Saturday, May 29, 2021

Marking Translations Positively

 From time to time we delve down into the archive of this blog in order to revive a post that deserves not to be forgotten amidst the mass of hundreds. Here is one such post.

FRIDAY, AUGUST 3, 2012

Marking Positively: How to Score Natural Translations

 

This post is addressed particularly to researchers, but it's relevant too for teachers of translation. Note that Natural Translation (NT) is used here as a cover term for both Natural Translation and Native Translation.


At the Forli conference in May (enter forli in the Search box), I noticed that some people are still using the old subtractive scoring method to rate NT.

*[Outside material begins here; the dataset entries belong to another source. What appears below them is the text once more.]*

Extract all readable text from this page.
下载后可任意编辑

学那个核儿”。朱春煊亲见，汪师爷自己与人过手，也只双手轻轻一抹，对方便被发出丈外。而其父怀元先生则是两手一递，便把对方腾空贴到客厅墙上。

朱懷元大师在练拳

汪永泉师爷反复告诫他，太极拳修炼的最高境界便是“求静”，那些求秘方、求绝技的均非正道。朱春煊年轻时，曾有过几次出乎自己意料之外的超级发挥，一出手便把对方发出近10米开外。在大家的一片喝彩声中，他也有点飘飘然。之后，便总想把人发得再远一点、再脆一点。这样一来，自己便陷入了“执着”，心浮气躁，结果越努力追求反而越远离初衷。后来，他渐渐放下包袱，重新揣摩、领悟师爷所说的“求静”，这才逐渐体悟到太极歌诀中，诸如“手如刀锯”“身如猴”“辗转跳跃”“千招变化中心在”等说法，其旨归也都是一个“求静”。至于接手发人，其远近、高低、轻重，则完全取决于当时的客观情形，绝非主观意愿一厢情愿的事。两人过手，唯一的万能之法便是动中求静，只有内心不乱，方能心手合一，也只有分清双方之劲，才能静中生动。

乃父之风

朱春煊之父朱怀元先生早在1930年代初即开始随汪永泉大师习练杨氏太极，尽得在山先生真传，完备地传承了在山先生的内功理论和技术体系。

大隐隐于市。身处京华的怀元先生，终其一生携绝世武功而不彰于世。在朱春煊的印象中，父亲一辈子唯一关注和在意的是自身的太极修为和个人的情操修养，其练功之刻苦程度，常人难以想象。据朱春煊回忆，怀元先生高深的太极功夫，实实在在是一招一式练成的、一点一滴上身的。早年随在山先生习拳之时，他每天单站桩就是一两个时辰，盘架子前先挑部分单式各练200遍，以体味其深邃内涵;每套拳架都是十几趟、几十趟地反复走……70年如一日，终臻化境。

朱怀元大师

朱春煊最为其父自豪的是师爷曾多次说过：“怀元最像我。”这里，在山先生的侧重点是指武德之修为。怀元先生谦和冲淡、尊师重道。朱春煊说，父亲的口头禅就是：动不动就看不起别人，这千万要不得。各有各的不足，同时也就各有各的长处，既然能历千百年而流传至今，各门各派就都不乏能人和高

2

What is the subtractive method? It means starting from 100 points and knocking off a point, or several points, for each mistake of any kind; typically a point or two for minor errors of content or expression and up to five points for major ones. The 'pass mark' is usually expressed as a positive percentage, but it's really a 'failure score'. That's how students' written translations are marked, and likewise the examinations of the professional associations like the Canadian one to which I belong. It can also be used for interpretations, especially if they're transcribed.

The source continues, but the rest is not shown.